Supplemental (Mar 21): The product of a little free association this morning:
Thursday, March 16, 2017
Uncritical thinking can get us into trouble. If we place too much trust in the group and take every suggestion seriously we can be induced to act improperly. We can't ignore individual responsibility and slave our actions to the will of others.
The same is true with computer systems. Every computer has a bag of tricks and hackers will try to take advantage of them if they can get away with it. Added security might be achieved if we can limit actions to a known set of instructions. The programs may have to become more like automatons that act cooperatively with assigned tasks and notify others of the problems they encounter.
If things do not go as planned a programmer will have to take remedial action.
This is why I designed the imround function to be selective in its actions.

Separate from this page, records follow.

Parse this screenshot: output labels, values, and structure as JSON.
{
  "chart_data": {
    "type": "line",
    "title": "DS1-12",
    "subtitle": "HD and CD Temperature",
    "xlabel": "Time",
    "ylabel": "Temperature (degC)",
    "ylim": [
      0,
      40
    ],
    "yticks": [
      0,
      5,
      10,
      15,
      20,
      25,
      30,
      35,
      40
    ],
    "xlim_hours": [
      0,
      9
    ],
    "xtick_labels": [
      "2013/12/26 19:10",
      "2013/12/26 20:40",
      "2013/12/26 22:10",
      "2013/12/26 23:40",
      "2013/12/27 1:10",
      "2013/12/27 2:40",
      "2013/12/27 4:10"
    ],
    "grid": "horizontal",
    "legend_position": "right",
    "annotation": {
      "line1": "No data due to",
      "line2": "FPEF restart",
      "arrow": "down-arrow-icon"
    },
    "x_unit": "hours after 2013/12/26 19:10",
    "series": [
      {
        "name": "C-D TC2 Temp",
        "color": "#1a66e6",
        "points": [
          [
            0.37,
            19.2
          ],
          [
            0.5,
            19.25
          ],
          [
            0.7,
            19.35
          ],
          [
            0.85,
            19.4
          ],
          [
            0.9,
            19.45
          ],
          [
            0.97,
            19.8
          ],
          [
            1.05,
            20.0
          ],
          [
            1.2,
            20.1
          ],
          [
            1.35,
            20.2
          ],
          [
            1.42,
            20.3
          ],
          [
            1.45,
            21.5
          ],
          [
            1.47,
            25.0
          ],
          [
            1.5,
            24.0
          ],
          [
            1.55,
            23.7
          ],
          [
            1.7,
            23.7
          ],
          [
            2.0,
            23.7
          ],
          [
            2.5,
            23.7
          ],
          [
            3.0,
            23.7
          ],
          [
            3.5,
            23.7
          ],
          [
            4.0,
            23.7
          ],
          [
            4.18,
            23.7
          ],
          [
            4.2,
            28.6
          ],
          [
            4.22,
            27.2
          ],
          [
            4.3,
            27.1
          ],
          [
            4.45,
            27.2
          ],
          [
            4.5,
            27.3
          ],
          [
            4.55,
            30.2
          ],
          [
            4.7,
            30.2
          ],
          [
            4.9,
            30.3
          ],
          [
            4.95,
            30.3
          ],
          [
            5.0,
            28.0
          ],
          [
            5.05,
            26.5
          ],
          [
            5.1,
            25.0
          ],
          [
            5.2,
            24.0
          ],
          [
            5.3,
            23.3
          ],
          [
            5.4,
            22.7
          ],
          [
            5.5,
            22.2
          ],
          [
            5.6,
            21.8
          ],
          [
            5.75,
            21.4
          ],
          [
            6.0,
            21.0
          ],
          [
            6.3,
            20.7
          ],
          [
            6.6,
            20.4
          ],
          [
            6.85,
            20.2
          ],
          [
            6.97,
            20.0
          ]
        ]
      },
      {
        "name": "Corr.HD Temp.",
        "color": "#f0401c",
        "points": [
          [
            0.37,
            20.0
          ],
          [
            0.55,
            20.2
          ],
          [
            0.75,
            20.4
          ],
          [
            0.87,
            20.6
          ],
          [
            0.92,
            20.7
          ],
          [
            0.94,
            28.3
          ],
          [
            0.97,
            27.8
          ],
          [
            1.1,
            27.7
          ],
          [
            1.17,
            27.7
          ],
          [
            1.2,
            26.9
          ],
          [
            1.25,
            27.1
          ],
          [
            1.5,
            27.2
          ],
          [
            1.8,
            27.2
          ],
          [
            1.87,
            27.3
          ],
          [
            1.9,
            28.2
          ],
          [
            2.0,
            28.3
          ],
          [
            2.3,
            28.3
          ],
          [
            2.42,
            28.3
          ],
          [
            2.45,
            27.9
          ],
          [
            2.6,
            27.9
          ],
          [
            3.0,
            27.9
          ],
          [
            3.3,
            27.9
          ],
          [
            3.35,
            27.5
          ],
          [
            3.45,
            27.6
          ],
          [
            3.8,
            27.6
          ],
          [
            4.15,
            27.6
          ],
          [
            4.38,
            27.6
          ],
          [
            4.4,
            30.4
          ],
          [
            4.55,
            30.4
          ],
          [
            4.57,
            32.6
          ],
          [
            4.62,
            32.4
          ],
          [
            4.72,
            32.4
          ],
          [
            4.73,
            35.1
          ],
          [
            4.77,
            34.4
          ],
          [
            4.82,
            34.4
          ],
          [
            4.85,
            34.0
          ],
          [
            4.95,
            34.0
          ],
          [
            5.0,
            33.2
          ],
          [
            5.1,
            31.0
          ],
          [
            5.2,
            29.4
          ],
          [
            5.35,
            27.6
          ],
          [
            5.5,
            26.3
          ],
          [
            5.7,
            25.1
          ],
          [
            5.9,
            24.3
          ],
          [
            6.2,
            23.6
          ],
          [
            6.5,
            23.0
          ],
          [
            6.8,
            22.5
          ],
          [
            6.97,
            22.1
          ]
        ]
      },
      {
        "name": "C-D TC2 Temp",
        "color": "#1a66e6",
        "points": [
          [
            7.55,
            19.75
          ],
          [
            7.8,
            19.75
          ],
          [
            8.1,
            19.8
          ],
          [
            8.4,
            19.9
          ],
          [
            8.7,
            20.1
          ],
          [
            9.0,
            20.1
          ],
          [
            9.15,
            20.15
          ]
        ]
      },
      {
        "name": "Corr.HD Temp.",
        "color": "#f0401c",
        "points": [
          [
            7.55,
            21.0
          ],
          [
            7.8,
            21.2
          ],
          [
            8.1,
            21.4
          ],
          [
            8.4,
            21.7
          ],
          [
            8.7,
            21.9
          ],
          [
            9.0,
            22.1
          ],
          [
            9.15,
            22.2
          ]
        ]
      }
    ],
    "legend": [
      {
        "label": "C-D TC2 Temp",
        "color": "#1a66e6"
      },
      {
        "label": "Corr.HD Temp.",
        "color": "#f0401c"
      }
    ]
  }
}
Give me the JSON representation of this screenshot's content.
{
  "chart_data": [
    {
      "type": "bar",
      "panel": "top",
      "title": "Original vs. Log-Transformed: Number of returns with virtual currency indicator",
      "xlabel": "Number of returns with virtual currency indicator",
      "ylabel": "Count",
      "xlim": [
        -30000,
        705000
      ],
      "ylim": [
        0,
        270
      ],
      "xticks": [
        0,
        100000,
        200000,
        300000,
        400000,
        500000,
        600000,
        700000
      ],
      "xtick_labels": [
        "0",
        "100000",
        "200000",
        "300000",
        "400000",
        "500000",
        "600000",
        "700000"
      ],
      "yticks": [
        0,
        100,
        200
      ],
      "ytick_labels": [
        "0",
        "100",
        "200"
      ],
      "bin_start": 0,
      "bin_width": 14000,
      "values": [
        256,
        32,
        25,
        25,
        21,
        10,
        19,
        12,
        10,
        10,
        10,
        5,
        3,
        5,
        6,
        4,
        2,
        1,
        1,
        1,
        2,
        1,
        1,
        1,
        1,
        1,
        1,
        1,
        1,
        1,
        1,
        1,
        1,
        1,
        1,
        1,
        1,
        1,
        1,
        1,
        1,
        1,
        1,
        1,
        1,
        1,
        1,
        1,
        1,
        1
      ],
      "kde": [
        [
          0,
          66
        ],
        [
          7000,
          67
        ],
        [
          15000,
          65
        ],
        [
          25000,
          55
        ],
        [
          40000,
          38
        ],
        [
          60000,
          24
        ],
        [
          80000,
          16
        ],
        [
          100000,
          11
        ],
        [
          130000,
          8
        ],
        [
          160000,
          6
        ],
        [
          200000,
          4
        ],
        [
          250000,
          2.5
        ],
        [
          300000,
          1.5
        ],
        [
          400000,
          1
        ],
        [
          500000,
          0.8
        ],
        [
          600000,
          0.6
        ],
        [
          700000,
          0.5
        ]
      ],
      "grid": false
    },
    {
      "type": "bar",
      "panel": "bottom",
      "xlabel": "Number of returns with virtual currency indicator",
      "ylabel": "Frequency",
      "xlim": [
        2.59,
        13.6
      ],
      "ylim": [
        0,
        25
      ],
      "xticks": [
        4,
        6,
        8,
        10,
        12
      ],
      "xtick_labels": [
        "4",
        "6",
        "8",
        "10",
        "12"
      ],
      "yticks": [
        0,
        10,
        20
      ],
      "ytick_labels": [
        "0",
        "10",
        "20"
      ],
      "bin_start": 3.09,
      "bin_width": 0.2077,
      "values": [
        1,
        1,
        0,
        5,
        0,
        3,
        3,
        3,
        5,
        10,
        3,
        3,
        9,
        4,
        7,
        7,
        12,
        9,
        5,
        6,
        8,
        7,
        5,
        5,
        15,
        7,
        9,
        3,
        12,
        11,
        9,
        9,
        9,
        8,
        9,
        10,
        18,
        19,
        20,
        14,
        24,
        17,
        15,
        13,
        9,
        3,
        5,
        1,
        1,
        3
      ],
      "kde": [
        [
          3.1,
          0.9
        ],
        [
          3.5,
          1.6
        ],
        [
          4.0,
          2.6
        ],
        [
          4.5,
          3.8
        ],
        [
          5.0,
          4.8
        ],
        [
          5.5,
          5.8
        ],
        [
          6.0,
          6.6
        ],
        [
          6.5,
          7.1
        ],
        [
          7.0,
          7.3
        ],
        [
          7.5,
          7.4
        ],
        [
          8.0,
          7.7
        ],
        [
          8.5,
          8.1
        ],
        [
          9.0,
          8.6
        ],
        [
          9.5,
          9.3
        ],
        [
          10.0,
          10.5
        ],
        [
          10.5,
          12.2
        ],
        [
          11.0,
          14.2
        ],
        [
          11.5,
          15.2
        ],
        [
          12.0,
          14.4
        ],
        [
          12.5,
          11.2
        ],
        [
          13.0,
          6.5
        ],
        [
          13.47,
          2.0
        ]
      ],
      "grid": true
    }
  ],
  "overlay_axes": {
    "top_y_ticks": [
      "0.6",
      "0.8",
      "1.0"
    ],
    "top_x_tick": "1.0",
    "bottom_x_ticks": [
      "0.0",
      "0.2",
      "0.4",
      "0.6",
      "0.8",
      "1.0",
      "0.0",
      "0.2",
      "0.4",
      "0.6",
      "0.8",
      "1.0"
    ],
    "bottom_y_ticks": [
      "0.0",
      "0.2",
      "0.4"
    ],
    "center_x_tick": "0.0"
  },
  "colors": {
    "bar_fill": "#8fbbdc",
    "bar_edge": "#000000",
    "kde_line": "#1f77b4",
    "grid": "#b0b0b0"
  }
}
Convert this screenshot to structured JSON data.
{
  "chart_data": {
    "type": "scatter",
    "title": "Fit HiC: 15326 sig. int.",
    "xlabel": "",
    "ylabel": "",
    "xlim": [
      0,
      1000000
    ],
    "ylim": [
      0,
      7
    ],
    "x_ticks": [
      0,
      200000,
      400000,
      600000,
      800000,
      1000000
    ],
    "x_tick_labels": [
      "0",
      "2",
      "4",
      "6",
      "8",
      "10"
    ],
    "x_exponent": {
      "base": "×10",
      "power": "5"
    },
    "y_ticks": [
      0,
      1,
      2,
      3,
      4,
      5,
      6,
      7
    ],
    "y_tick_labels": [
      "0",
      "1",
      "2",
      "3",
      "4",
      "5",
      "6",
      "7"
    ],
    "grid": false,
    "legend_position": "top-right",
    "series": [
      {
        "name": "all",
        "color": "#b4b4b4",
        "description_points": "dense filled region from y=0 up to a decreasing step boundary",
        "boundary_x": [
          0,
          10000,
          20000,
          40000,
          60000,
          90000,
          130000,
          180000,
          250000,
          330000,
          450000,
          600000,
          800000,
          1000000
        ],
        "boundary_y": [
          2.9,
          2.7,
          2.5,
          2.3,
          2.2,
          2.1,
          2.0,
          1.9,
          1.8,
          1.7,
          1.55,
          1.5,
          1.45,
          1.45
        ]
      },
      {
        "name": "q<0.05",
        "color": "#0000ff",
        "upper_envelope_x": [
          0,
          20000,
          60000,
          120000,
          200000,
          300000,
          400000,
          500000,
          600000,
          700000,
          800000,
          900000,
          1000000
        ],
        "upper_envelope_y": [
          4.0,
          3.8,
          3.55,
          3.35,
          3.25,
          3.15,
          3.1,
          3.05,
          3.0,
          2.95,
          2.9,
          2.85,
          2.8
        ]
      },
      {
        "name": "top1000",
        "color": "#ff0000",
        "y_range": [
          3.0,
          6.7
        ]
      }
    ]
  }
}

Sometimes it may be useful to pass on error messages to bring them to the attention of the programmer. To others error messages may be a distraction so I decided to add a variable to imround to allow it to change its behavior as needed.
If copy is true, this version of imround will just copy the contents of the source cell if it doesn't modify it. When copy is false, the contents are not passed on.
Sometimes we have to act to maintain order and limit the propagation of error.
Wednesday, March 15, 2017
The slideshow above came from a google html/css gadget originally posted on the side panel and moved into the blog column. The code was a slight modification of the code found on the W3.CSS Slideshow page. The code from the gadget was copied as HTML/CSS into this post. For some reason there is now a vertical shift and a lot of "space." Blogger seems to have altered some of the code.
Supplemental (Mar 15): Found the bug. There were some spurious <br> 's in the html code for the blog so I placed the entire <div> code for the container on one line. Removed the vertical shift.